Teachable vs Podia Teachable Quotes
Among the online course platforms with the cheapest top tier is Podia. Though it does not have a free plan, and its basic plan comes at $39/month (with Teachable at $29/month), its top and only remaining plan is provided at $79 (with Teachable at $399). This price gap could be due to the vastly different things they each offer. On the one hand, Teachable is a fully customizable class creator and seller, and on the other, Podia chose to concentrate on Online Course Hosting, Membership or Email Marketing, and Digital Downloads. Those will instantly help you narrow down your choice to what is best suited to your needs.
Podia’s streamlined categories lets users filter out other aspects which they may not have to dip into, like e-commerce. Its interface is simple, clean, and pretty great for novice instructors. Having said that, this is also why it may not meet the needs of creators who wish to do more with their website. Since the variety is not much, more advanced users may find it lacking.
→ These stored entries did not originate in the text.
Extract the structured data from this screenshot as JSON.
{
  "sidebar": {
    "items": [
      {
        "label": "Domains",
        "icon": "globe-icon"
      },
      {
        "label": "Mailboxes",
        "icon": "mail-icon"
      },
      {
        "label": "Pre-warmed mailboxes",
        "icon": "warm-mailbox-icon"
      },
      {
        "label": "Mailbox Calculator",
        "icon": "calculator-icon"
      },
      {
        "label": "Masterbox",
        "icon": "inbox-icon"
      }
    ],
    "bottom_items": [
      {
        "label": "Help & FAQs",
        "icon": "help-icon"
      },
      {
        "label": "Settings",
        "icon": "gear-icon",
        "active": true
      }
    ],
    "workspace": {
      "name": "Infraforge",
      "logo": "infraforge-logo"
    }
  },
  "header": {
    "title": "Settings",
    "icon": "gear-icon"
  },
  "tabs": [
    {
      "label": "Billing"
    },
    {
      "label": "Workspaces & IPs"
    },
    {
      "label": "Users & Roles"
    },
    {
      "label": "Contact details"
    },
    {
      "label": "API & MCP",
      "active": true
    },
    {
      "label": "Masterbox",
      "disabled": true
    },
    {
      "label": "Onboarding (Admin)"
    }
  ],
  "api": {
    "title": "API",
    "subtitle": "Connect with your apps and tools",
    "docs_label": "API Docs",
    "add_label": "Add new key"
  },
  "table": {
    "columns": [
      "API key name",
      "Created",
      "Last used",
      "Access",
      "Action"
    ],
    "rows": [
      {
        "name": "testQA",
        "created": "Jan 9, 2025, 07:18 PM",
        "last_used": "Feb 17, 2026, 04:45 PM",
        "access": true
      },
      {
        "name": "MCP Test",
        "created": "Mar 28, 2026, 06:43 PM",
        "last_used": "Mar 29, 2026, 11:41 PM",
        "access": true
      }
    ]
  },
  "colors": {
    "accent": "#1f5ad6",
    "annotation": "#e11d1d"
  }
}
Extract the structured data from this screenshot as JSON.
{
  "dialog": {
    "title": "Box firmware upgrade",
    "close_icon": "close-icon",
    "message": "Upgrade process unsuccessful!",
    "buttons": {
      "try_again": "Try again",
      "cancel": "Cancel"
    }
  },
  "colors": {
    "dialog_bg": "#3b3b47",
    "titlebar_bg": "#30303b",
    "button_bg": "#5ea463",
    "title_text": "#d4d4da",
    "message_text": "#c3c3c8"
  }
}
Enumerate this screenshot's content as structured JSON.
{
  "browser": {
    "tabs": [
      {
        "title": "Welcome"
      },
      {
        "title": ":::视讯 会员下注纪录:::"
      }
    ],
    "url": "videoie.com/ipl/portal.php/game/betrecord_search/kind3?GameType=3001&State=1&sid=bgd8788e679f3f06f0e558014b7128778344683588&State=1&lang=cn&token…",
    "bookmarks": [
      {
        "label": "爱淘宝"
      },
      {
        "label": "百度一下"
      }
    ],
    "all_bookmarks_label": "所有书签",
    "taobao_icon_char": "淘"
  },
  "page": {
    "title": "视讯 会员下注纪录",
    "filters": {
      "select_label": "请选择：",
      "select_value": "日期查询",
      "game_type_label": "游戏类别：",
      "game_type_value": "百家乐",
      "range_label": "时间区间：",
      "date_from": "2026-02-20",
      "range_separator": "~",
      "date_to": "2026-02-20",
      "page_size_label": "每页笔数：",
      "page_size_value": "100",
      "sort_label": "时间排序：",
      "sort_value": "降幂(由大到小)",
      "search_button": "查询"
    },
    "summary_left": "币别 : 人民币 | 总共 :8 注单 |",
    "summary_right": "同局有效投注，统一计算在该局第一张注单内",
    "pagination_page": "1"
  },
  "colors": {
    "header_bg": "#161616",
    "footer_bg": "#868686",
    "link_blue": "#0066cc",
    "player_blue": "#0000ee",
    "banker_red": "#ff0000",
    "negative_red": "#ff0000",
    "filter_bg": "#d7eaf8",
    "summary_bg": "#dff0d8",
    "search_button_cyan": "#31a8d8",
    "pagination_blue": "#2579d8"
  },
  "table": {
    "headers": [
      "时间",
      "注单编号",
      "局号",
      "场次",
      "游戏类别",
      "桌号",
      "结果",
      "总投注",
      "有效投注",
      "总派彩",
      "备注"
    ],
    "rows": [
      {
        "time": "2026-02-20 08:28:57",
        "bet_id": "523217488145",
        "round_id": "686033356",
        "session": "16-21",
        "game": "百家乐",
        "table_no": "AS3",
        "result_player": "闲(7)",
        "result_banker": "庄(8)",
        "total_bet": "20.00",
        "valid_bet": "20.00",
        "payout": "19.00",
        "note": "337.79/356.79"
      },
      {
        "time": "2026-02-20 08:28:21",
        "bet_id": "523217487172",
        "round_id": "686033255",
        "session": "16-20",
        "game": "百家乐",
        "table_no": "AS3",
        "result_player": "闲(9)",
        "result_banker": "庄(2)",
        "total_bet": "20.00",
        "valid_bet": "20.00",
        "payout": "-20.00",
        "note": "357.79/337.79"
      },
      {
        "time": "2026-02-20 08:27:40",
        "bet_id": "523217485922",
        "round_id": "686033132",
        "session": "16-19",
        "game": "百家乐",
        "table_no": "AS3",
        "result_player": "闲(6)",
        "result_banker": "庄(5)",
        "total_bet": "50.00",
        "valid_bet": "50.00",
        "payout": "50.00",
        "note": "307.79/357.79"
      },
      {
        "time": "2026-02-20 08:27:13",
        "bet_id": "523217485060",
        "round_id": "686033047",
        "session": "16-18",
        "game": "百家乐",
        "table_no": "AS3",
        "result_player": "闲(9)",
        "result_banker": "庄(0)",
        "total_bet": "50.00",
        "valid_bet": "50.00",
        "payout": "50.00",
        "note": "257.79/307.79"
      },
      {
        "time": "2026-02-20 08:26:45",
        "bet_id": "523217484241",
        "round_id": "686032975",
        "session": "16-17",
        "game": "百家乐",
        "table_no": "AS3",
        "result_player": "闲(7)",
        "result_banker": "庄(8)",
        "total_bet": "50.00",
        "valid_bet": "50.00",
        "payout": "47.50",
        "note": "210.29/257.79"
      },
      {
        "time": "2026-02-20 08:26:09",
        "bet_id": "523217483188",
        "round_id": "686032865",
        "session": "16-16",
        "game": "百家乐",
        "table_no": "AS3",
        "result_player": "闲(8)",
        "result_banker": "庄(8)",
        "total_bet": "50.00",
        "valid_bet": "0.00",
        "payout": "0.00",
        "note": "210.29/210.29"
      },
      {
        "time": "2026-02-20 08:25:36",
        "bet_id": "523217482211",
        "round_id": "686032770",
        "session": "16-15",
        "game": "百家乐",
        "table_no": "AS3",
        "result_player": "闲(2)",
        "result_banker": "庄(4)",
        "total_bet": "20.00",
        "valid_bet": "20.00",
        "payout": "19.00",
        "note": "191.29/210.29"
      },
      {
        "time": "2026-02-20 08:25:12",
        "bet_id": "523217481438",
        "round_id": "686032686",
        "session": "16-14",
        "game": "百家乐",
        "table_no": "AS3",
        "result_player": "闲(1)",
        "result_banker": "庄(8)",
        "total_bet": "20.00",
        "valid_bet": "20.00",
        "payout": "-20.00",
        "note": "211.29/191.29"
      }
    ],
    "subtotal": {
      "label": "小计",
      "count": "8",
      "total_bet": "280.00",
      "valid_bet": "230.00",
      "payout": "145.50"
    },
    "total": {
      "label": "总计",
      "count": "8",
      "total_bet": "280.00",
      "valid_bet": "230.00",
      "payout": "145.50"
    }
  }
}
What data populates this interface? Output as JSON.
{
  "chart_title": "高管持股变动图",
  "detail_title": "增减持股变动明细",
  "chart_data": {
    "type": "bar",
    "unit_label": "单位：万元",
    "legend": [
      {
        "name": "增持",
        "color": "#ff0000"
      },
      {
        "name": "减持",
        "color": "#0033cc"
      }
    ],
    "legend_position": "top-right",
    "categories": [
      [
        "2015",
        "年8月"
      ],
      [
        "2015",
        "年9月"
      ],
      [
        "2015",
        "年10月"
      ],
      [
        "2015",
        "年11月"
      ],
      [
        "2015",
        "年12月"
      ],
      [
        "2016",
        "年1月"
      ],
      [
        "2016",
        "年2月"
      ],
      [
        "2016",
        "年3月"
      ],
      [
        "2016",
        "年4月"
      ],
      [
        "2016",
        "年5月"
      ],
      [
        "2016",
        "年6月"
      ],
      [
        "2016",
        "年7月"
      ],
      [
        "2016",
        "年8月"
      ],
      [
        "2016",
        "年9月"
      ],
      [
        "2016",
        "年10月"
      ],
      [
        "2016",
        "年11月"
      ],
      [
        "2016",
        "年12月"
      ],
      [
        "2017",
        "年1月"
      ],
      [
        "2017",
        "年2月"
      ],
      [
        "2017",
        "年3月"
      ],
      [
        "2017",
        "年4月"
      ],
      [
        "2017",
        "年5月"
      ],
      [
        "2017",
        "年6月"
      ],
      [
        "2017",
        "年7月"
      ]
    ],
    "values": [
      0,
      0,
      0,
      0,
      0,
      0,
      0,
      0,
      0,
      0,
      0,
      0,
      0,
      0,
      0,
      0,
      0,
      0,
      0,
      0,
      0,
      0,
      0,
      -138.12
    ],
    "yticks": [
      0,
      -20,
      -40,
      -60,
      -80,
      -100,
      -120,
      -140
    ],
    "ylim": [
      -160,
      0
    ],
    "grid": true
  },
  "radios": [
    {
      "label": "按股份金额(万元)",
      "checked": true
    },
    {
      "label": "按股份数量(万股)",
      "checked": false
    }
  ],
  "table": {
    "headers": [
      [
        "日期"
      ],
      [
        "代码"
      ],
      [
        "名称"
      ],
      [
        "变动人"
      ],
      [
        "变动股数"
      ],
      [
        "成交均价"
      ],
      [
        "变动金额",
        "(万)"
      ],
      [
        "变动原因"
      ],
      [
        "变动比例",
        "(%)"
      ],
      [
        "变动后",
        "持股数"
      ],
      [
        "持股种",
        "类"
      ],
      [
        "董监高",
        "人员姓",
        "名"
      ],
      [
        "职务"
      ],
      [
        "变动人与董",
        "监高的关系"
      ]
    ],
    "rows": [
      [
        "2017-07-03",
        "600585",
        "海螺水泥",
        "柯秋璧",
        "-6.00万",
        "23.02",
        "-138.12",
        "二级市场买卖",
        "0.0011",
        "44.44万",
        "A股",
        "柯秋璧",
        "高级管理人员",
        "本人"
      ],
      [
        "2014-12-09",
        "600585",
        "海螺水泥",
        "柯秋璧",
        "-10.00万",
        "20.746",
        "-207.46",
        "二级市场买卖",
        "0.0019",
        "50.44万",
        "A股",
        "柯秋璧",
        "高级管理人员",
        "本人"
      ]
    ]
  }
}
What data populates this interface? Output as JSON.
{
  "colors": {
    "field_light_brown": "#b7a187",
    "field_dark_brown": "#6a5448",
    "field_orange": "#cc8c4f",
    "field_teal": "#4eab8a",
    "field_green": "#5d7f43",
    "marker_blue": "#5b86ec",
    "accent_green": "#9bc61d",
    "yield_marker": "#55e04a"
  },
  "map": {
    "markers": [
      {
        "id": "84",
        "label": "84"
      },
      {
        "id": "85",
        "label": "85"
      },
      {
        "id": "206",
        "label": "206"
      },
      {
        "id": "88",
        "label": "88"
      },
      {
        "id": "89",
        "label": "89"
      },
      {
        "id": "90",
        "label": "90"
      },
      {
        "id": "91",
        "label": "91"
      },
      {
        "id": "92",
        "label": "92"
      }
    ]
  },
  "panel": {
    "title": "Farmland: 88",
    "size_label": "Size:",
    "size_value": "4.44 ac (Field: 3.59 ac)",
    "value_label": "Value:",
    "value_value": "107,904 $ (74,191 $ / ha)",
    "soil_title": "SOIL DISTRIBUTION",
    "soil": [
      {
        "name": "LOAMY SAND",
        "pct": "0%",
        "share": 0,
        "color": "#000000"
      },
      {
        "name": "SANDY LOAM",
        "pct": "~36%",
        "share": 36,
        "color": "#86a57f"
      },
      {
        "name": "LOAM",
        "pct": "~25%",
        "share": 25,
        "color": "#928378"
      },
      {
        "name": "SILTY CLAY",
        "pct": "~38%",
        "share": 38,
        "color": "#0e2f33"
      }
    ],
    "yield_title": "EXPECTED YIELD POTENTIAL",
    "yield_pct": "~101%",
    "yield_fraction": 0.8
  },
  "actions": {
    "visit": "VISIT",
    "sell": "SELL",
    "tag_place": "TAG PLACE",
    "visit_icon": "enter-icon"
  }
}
Course Creation and Control
Teachable defeats Podia in design and personalization tools, with options for simple uploads of files, texts, and quizzes. Those that dabble in code can also experiment with that within Teachable. Users can easily get the sleek look of a professional site by choosing from default themes that can be customized to liking. Teachable’s editor makes it easy to create changes and push upsells, maximizing both user’s time and profitability.
Both have a trickle content attribute for the ones that want to space the lessons provided to their students, and avoid cramming modules in 1 go. What’s unique to Teachable is innovative control over course compliance, such as keeping tabs on students’ completion of lessons and quizzes. It also has built-in certificates that users can make and send to their students at the end of the course. In terms of integrations, Teachable has improved autoresponders and analytics, both of which are extremely important to sales and marketing.
Recommendation Teachable Quotes
To summarize, Teachable‘s interface is approachable even to the most inexperienced users, has exceptional creation and builder resources for designing a slick course site, gives you control over your marketing and sales, has attributes that cut time and effort on backend paperwork, and provides the best value for money. With more upgrades and user feedback, they are guaranteed to be a reliable choice for many years to come.